United States Customs and Border Safety is paying Normal Dynamics to create a prototype of “quantum sensors” alongside a “database with artificial intelligence” designed “to detect illicit objects and substances (equivalent to fentanyl) in autos, containers, and different gadgets,” in accordance to a contract justification revealed in a federal register final week.
“This database and sensor challenge will combine superior quantum and classical sensing applied sciences with Synthetic Intelligence and in the end deploy confirmed ideas and finish merchandise wherever in the CBP surroundings,” the justification doc reads. “Underneath this requirement, CBP will take extra steps to improve its capacity to detect, and thus, considerably scale back the harms of illicit contraband coming into the United States of America, thus bolstering nationwide safety.”
The doc redacts the identify of the firm growing the prototype; nevertheless, contract details included in the federal register entry reveal that the justification is for a $2.4 million General Dynamics contract that has been public since December 2025.
CBP and Normal Dynamics did not reply to WIRED’s requests for remark.
CBP’s request for a prototype of “quantum sensors” with an AI database—which comes amid a widespread push inside the Division of Homeland Safety (DHS) “to help the adoption and scaling of AI applied sciences,” in accordance to a strategy memorandum revealed final yr—entails an actual and rising space of scientific and technological analysis.
Final week’s justification does not get into element about which strategies its “quantum sensors” would use or what information the AI database would retailer and analyze. Nonetheless, it does present hints about detection strategies the company has thought of.
The doc claims that CBP performed market analysis from April by means of October of 2025. In July, CBP revealed an information request in search of a vendor for precisely 35 handheld “Gemini” analyzers, sold by Thermo Fisher Scientific, which are designed to determine unknown chemical compounds and narcotics.
DHS has additionally examined the Gemini in earlier years, in accordance to experiences revealed in 2021 and 2023. The July request—which notes that the gadgets could be used to determine substances like fentanyl, ketamine, cocaine, methamphetamine, diazepam, and MDMA—makes no point out of synthetic intelligence or a database.
“The detection gear can be utilized by CBP Officers in non-intrusive testing to detect a variety of narcotics, managed substances, unknown substances, and normal natural supplies,” the request reads, noting that the company “continues to seize an rising variety of opioids at the nation’s borders.”
The July request for information claims that the Gemini analyzers use “Fourier Remodel Infrared Spectroscopy (FTIR),” which measures how a lot infrared mild a pattern absorbs, and “Raman spectroscopy,” which measures how mild scatters off the floor of a pattern when a laser is directed at it.

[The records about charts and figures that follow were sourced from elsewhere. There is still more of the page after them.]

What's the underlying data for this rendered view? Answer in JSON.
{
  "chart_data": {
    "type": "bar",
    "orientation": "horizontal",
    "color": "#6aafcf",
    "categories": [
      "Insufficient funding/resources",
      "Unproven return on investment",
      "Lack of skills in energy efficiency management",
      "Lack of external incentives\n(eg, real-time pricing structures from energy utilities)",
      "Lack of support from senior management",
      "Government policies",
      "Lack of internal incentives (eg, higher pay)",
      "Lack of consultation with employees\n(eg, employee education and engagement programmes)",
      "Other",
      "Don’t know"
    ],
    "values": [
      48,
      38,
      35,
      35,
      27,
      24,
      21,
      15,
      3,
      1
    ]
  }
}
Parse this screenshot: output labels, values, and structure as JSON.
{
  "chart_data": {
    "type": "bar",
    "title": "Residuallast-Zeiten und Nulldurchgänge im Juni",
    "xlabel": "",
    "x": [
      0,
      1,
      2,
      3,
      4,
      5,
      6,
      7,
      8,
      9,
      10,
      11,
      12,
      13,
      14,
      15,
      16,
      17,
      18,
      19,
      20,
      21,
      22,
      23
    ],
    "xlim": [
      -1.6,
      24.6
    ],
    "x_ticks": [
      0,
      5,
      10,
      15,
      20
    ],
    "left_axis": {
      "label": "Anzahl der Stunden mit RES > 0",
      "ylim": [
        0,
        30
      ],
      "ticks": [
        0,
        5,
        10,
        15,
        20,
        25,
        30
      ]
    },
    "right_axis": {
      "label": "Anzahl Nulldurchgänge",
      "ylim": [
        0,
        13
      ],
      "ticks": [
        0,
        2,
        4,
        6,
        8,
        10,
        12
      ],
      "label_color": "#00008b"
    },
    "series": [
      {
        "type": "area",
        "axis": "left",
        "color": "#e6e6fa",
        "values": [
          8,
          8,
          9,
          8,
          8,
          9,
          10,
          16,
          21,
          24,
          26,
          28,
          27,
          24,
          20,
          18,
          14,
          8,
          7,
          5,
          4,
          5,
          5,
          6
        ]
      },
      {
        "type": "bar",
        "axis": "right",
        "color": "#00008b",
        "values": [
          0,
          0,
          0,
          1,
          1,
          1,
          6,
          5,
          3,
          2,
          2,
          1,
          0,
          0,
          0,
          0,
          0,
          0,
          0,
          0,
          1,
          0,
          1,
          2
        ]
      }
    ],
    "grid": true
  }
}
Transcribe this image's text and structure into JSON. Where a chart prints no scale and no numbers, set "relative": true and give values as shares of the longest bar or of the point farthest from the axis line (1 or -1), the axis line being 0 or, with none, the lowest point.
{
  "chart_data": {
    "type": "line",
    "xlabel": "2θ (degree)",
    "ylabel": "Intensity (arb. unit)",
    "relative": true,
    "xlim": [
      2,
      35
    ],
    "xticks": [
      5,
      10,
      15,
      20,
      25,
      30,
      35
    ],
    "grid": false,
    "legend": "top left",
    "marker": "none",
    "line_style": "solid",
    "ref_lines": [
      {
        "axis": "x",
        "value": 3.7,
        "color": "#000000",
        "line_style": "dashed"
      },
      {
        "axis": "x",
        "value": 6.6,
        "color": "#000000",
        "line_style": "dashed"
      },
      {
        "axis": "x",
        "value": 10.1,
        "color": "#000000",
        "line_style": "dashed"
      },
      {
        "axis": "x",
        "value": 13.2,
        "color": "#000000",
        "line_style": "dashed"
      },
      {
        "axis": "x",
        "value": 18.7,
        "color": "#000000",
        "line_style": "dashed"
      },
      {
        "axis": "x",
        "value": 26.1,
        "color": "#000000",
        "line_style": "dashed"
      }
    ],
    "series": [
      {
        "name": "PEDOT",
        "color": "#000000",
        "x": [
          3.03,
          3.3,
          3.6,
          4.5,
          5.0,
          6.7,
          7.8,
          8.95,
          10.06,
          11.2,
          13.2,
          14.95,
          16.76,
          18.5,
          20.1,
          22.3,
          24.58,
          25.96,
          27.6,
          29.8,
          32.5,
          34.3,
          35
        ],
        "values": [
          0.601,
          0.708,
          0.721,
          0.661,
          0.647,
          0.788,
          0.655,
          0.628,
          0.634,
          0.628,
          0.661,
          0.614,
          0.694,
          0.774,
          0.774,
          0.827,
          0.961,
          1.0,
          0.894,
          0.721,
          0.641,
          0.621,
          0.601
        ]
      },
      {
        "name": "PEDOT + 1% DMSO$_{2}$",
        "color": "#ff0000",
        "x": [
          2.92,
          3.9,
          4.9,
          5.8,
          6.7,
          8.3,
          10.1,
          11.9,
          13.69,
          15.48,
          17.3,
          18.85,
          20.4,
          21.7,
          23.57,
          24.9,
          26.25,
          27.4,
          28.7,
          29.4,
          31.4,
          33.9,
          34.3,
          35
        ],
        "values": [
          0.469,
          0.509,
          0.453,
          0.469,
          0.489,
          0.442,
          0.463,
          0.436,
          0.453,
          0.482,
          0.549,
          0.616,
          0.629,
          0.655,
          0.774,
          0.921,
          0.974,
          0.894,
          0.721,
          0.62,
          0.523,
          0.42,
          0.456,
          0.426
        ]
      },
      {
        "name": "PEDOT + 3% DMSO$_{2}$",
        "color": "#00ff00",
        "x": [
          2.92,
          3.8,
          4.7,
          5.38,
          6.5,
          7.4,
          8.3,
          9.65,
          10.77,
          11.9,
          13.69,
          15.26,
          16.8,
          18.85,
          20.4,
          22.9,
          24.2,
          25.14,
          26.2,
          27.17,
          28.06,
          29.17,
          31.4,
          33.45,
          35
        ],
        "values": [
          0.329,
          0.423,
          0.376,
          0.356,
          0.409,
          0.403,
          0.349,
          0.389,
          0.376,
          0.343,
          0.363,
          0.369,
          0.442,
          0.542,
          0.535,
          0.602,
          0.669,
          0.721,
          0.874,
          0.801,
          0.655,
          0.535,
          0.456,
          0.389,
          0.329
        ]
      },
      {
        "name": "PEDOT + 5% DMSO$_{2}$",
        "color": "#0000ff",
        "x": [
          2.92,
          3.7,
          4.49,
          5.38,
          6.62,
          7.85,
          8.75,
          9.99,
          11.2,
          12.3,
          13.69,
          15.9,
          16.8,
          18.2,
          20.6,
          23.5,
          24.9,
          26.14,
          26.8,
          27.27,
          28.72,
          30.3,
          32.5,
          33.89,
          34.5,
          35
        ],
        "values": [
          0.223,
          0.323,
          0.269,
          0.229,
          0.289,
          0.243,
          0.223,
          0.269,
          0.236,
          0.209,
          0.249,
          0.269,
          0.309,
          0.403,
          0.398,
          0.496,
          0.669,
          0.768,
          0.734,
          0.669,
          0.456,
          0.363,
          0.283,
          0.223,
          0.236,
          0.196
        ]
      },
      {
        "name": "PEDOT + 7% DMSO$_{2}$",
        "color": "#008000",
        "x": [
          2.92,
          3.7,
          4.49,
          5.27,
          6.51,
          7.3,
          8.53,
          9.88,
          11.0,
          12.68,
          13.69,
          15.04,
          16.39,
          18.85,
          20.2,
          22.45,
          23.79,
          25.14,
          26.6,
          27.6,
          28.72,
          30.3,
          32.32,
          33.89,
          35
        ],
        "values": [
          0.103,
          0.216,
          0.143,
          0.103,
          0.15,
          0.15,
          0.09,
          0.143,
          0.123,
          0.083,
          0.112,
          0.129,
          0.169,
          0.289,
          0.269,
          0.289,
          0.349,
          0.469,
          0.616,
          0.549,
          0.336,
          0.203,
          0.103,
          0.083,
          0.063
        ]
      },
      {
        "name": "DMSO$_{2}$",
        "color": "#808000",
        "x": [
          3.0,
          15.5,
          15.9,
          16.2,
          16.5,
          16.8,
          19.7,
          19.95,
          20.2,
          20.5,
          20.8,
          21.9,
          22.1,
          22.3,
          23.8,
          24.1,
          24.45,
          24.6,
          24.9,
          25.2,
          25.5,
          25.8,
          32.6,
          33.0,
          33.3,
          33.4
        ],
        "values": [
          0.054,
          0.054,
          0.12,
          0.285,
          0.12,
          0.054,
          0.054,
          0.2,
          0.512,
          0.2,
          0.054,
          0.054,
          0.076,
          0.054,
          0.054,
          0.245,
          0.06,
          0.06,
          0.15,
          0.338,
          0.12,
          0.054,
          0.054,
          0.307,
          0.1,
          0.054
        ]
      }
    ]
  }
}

Final week’s contract justification says that the company discovered an American firm that creates a “handheld analyzer” for figuring out harmful chemical compounds however claimed it “can’t detect fentanyl.” It’s unclear whether or not this was referring to Gemini or one in all the greater than 10 different gadgets DHS examined in 2021 and 2023. However when reached for remark, Thermo Fisher Scientific mentioned that its Gemini analyzers “are designed to detect fentanyl.”
It’s additionally unclear whether or not the Normal Dynamics prototype might use FTIR or Raman spectroscopy. However a 2024 working paper a couple of laboratory-based fentanyl-detection methodology (unrelated to CBP, Normal Dynamics, or Thermo Fisher Scientific) notes that “moveable Raman spectrometers” and different handheld gadgets—although handy, quick, and cheap—can “battle with detection of fentanyl” and could also be inclined to “false-positive and false-negative outcomes.”
Whereas it stays ambiguous what precisely final week’s justification was referring to with its point out of “quantum” sensors, there are fentanyl detection strategies based mostly in quantum chemistry. The 2024 paper, as an example, explains how “quantum dots” and fluorescent dye can be utilized to detect fentanyl and 58 of its analogues.